Sampling
Description
The handler uses different methods to select records for the sample from the source data set. Such sample is created to decrease the analyzed data volume, for example, to avoid redundant computation, as complexity of some Data Mining algorithms is increased with data volume increase in an exponential manner.
When creating the sample, a user can set the sampling method: random, random uniform, stratified, sequence, biased sampling.
Ports
Input
- Input data source (data table).
Output
- Output data set (data table).
Wizard
- Login status: it enables to use the input data when the status is active. For example, the data from the input data set is required in "Biased sampling".
- Total records: the records count of the input data source table.
- Area of the output table row count configuration. The output table size is customized.

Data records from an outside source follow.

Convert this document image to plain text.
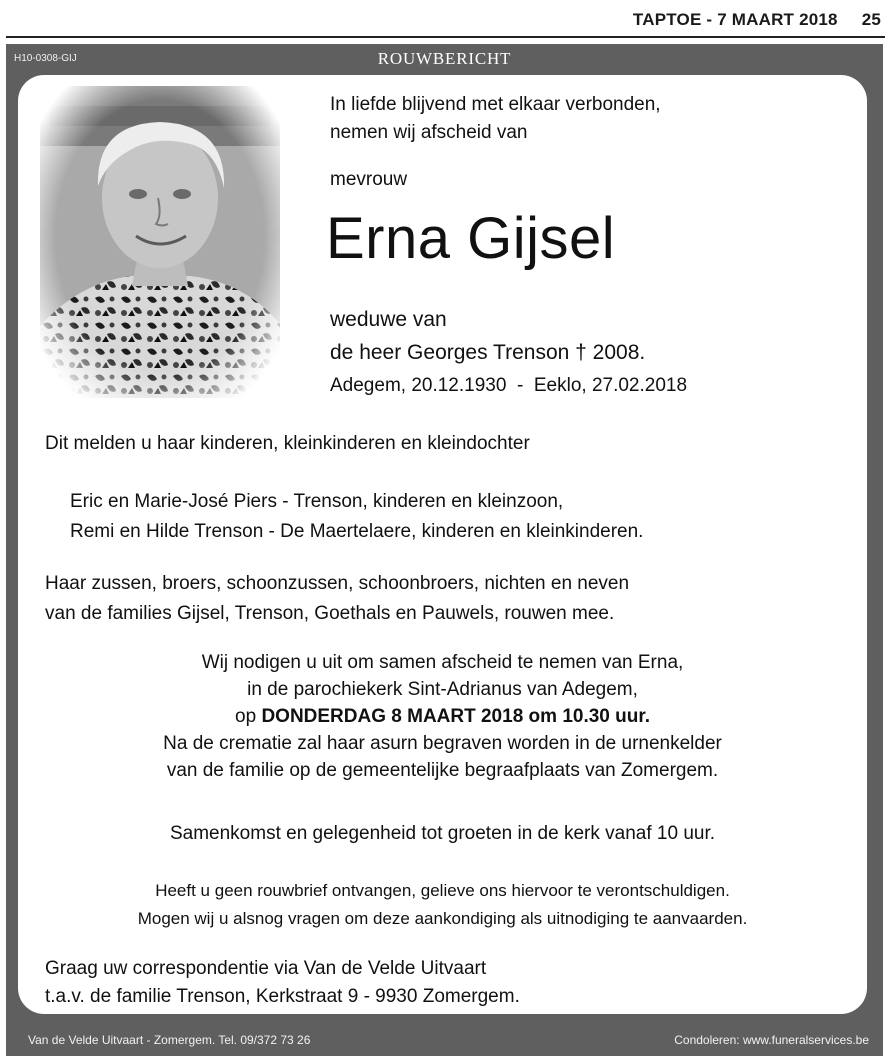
TAPTOE - 7 MAART 2018 25
H10-0308-GIJ	ROUWBERICHT
In liefde blijvend met elkaar verbonden,
nemen wij afscheid van
mevrouw
Erna Gijsel
weduwe van
de heer Georges Trenson † 2008.
Adegem, 20.12.1930  -  Eeklo, 27.02.2018
Dit melden u haar kinderen, kleinkinderen en kleindochter
Eric en Marie-José Piers - Trenson, kinderen en kleinzoon,
Remi en Hilde Trenson - De Maertelaere, kinderen en kleinkinderen.
Haar zussen, broers, schoonzussen, schoonbroers, nichten en neven
van de families Gijsel, Trenson, Goethals en Pauwels, rouwen mee.
Wij nodigen u uit om samen afscheid te nemen van Erna,
in de parochiekerk Sint-Adrianus van Adegem,
op DONDERDAG 8 MAART 2018 om 10.30 uur.
Na de crematie zal haar asurn begraven worden in de urnenkelder
van de familie op de gemeentelijke begraafplaats van Zomergem.
Samenkomst en gelegenheid tot groeten in de kerk vanaf 10 uur.
Heeft u geen rouwbrief ontvangen, gelieve ons hiervoor te verontschuldigen.
Mogen wij u alsnog vragen om deze aankondiging als uitnodiging te aanvaarden.
Graag uw correspondentie via Van de Velde Uitvaart
t.a.v. de familie Trenson, Kerkstraat 9 - 9930 Zomergem.
Van de Velde Uitvaart - Zomergem. Tel. 09/372 73 26	Condoleren: www.funeralservices.be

The switch button provides a choice whether to set the row count or to set it as a percentage of the source table size.
- Sampling method
- Random: the records are randomly selected from the source data set, and then they are placed into the resulting sample.
- Random uniform: all records of the source data set are divided into groups, and then they are randomly selected from each group and placed into the resulting sample. The group dimension is set in the method parameters.
- Stratified: all records of the source data set are divided into uniform groups (strata), and then they are randomly selected from each group and placed into the resulting sample. The strata defining fields are set in the method parameters by means of checkboxes.
- Sequence: the sample selection source will be specified in the method parameters. It will be defined whether it was taken from the source table beginning or end. Sequence of the sample rows will be the same as in the source table.
- Biased sampling: it is possible to change the number of records with specific unique values in the sample after definition of the sample size. When selecting a method, the field with its parameters is opened. It is required to select the field in it and unique value from this field for which the factor is set. The factor with N value will increase the row count with the relevant unique value by N times in the output data set. N can take any positive values. It is required to take into account that the maximum count of unique values in the field must not exceed ten thousand.